Memory clear as film

History is not a burden on the memory but an illumination of the soul. ~ John Dalberg-Acton

God gave us memory so that we might have roses in December. ~James M. Barrie

It’s great to reminisce about good memories of my past. It was enjoyable when it was today. So learning to enjoy today has two benefits: it gives me happiness right now, and it becomes a good memory later. ~ George Foreman

Do you remember events in your life that your peers have no recollection of? Well this is definitely a gift I possess, I can remember events as early as three-years old. The saddest part about this is that there are times in my life that not even my siblings or parents remember. I’ll try to remind them of certain events and they simply cannot remember, or go far as too say that I have a wild imagination. Frankly, I think it’s because my parents were constantly busy with school and work as I was growing up. They did not have the spare time of reminiscing recent memories from not too long ago, only to allow the stacks of paper to burn in the camp fire, shortly becoming ash and then fertilizer for the nearby bushes and trees. Through stress and being busy with countless tasks, most humans have a harder time to retain the basic components of their day.

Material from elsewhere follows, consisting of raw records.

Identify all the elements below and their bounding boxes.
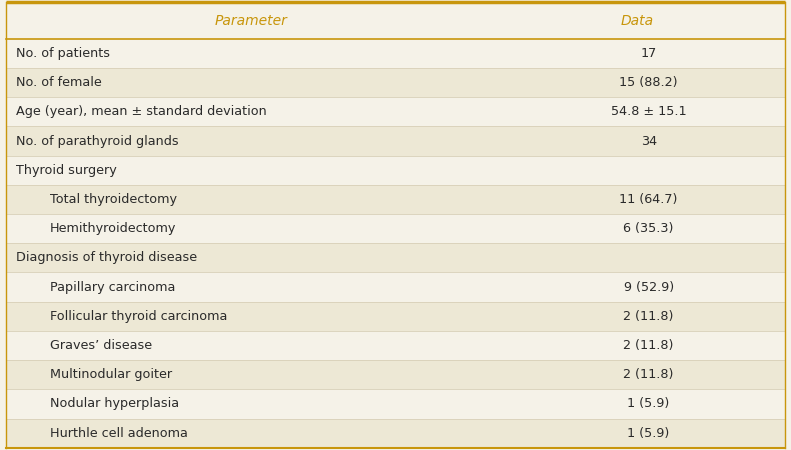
Bar <box>6 97 785 126</box>
Text: Thyroid surgery: Thyroid surgery <box>16 164 116 177</box>
Text: Follicular thyroid carcinoma: Follicular thyroid carcinoma <box>50 310 227 323</box>
Text: 17: 17 <box>641 47 657 60</box>
Bar <box>6 156 785 185</box>
Text: Age (year), mean ± standard deviation: Age (year), mean ± standard deviation <box>16 105 267 118</box>
Text: No. of parathyroid glands: No. of parathyroid glands <box>16 135 179 148</box>
Text: 11 (64.7): 11 (64.7) <box>619 193 678 206</box>
Text: Data: Data <box>621 14 654 27</box>
Text: 1 (5.9): 1 (5.9) <box>627 397 670 410</box>
Bar <box>6 360 785 389</box>
Bar <box>6 2 785 39</box>
Text: Total thyroidectomy: Total thyroidectomy <box>50 193 177 206</box>
Bar <box>6 418 785 448</box>
Text: 34: 34 <box>641 135 657 148</box>
Bar <box>6 389 785 418</box>
Bar <box>6 331 785 360</box>
Text: 2 (11.8): 2 (11.8) <box>623 368 674 381</box>
Text: 2 (11.8): 2 (11.8) <box>623 310 674 323</box>
Text: 9 (52.9): 9 (52.9) <box>623 281 674 293</box>
Text: 6 (35.3): 6 (35.3) <box>623 222 674 235</box>
Text: Hemithyroidectomy: Hemithyroidectomy <box>50 222 176 235</box>
Text: Diagnosis of thyroid disease: Diagnosis of thyroid disease <box>16 252 197 264</box>
Bar <box>6 39 785 68</box>
Text: 2 (11.8): 2 (11.8) <box>623 339 674 352</box>
Text: 15 (88.2): 15 (88.2) <box>619 76 678 89</box>
Bar <box>6 68 785 97</box>
Text: Graves’ disease: Graves’ disease <box>50 339 152 352</box>
Text: 1 (5.9): 1 (5.9) <box>627 427 670 440</box>
Text: No. of patients: No. of patients <box>16 47 110 60</box>
Text: Papillary carcinoma: Papillary carcinoma <box>50 281 176 293</box>
Text: Multinodular goiter: Multinodular goiter <box>50 368 172 381</box>
Text: 54.8 ± 15.1: 54.8 ± 15.1 <box>611 105 687 118</box>
Bar <box>6 302 785 331</box>
Text: Nodular hyperplasia: Nodular hyperplasia <box>50 397 179 410</box>
Text: No. of female: No. of female <box>16 76 101 89</box>
Text: Hurthle cell adenoma: Hurthle cell adenoma <box>50 427 187 440</box>
Bar <box>6 214 785 243</box>
Text: Parameter: Parameter <box>215 14 288 27</box>
Bar <box>6 126 785 156</box>
Bar <box>6 273 785 302</box>
Bar <box>6 185 785 214</box>
Bar <box>6 243 785 273</box>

There are three forms of memory; long, short and working. Long and short term are rather somewhat evident, but as for working memory it is a little bit different. According to National Geographic, working memory, “. . . lets us keep something in our minds for a limited time by repeating it. Whenever you say a phone number to yourself over and over to remember it, you’re using your working memory.” Memory is overall a fascinating topic that can be talked about for hours. Memory itself can be categorized into two different categories. Two different categories that memory can be categorized are; declarative and non-declarative. Declarative is a category in which we can consciously remember through basic facts, common information and the experiences/encounters we go through in life that form the basis in our memory. Non-declarative memory is when we unconsciously learn and remember to do certain physical matters such as riding our bikes, driving a car, tying a knot, casting a fishing rod, or even how to cook a steak.

Although it is important in understanding the structures of the memories we have, it is also vital in fathoming the destabilizing parts for our memories known as Amnesia. Amnesia is when we lose memories. Ways of encountering amnesia can be caused by an injury to the temple, going through a stroke, a tumor, and certain levels of alcoholism. “There are two main types of amnesia. The first, retrograde amnesia, occurs where you forget things you knew before the brain trauma. Anterograde amnesia is when brain trauma curtails or stops someone’s ability to form new memories.” This is unique to learn and brings attention that all of our memories aren’t just allocated to one spot in our mind, but in fact placed in different regions per the nature of the thoughts.

What if we purposely want to forget something, or even alter the memory to not having to remember the memory as we first remembered it? Can this be perfected? Yes it can be done. Of course it won’t take a second to do this but a series of attempt before successfully perfecting the art. Typically anything we recall is reconsolidated. To change this, we have to graft the original with a new though, or even attempt to trick our mind to accept it as fiction to completely disband the thought. We have this power to do so whether we want to alter or destroy it. Think it over for a little bit before continuing to do so. Nothing is wrong with doing this, but think it always over. It is better to be certain than not and only having regret.

After reading all the information I have posted about memory that I picked up from National Geographic, I hope you realize that you should be grateful that you can recall your memories. Having great memory is a sign of great health. With great health comes a long and prosperous life. I would like to hear about the depths of your memory if you would love to share. It is truly incredible how every individual has a different method on remembering certain aspects in life.